L’imperativo di Xi Jinping circa la «sinizzazione» delle religioni continua a produrre ulteriori impedimenti alla già fragile «libertà» religiosa. Permane la pressione indebita sui preti e sui vescovi «sotterranei» per il processo di «registrazione» che non prevede, soprattutto negli uffici periferici, alcuna capacità di mediazione e aggiustamento.
Ne dà frequente nota la rivista AsiaNews come nei post diffusi l’11 e il 16 aprile scorso. Il primo di maggio sono entrate in vigore nuove norme che restringono ulteriormente anche le attività religiose degli stranieri. Minuziose disposizioni disciplinano quanti sono i libri da portare in Cina, quali le possibilità di celebrazione e il numero ristretto dei possibili contatti.

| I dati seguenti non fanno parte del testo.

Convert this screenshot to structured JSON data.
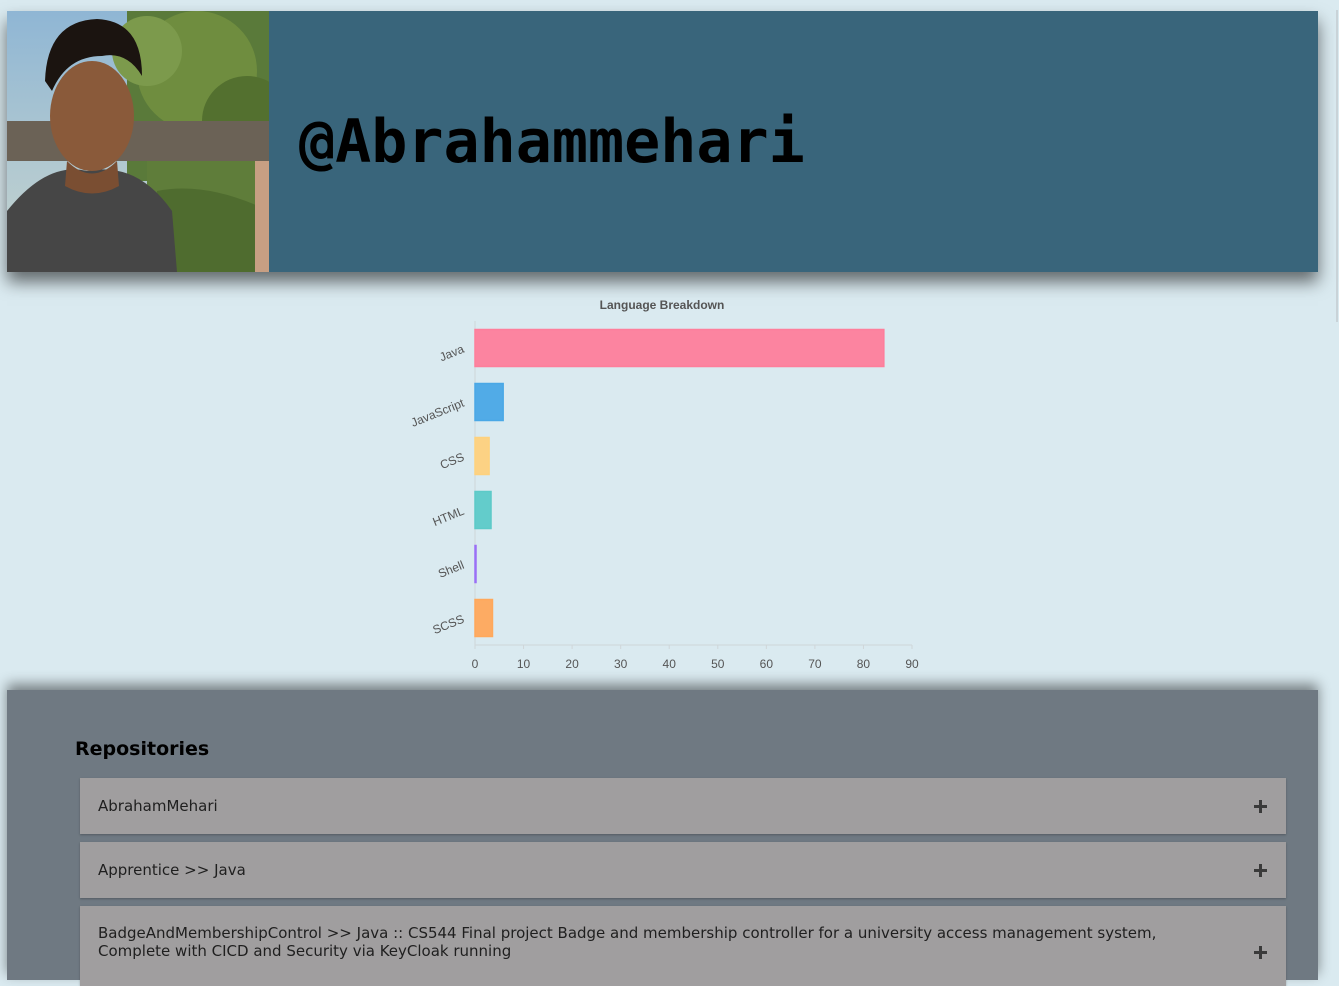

Secondo un esperto consultato da La Croix (9 aprile) «la novità della regolamentazione tenderebbe a che ogni comunità religiosa straniera debba ormai dichiarare ufficialmente tre responsabili considerati come interlocutori privilegiati dalle autorità in caso di problemi». In altri termini si perfeziona il controllo all’interno di tutti i gruppi religiosi delle varie fedi. Ovunque e sempre niente deve accadere fuori del controllo e delle norme del partito».
Segnali positivi
Vi sono anche elementi meno problematici e positivi nell’attuale contesto cinese, come i legami sempre più coltivati fra il cardinale di Hong Kong, Stephen Chow, con diversi vescovi della Cina continentale, la presenza di alcune decine di religiosi in contesti soprattutto universitari e il riconoscimento formale del vescovo «sotterraneo» Lin Yuntuan, come vescovo ausiliare di mons. Cai Bingrui, nella diocesi di Fuzhou.
Quest’ultimo gesto è stato particolarmente apprezzato a Roma perché apre al riconoscimento legale del gruppo limitato di vescovi che non hanno accettato in coscienza la registrazione prevista dallo stato o quantomeno non nelle forme asfissianti di alcuni zelanti funzionari. Alla cerimonia ufficiale avvenuta l’11 giugno hanno partecipato diversi vescovi con oltre 300 fedeli. Bisognerà vedere quale ruolo effettivo sarà riconosciuto al nuovo ausiliare.
Un compito sempre maggiore è quello del card. di Hong Kong, Stephen Chow, per i legami che sta stringendo con diverse diocesi della Cina continentale, visitando e invitando. Punto di riferimento in loco dove l’amministrazione pubblica sta erodendo gli ultimi resti di un’esperienza democratica e libera dei decenni precedenti.
Accompagnare la comunità cattoliche in simile distretta è tutt’altro che agevole. D’intesa con la Segreteria di stato il cardinale espleta una discreta ma efficace azione di conoscenze reciproche e di riferimento che si è vista all’opera anche prima e durante il Conclave. Le voci dissidenti del card. Zen e di altri relativamente all’accordo con la Cina sono state ridimensionate e ricondotte a giuste dimensioni anche grazie alla sua testimonianza.
Positiva, nonostante i recenti e evidenti limiti, la presenza in Cina di alcune decine di religiosi stranieri appartenenti alle famiglie religiose dei domenicani, dei francescani e dei gesuiti (di questi si parla di 20-25 consacrati). Sono stati aperti anche alcuni monasteri. In particolare dei trappisti: uno maschile e uno femminile. Durante il giorno i monaci lavorano come operai e le donne come infermiere per poi, alla sera, rivestono l’abito per la preghiera corale.
Guardando avanti
Pesa sul prossimo futuro la sostituzione di una pedina importante nella commissione cinese per il dialogo con la Santa Sede. È stato sostituito infatti il rappresentante del Fronte Unito, espressione diretta del Partito e riferimento centrale per la questione religiosa. Il nuovo arrivato sembra figura meno disponibile e più rigida.
In ogni caso i dialoghi proseguono con un primo e fondamentale risultato: avere impedito la formazione di uno scisma con nomine episcopali anti-papali. Ma i passi in positivo rimangono assai brevi e molto lenti, dando ai diretti interessati la percezione di lavorare non tanto per l’oggi, ma per la Chiesa dei prossimi 30-40 anni.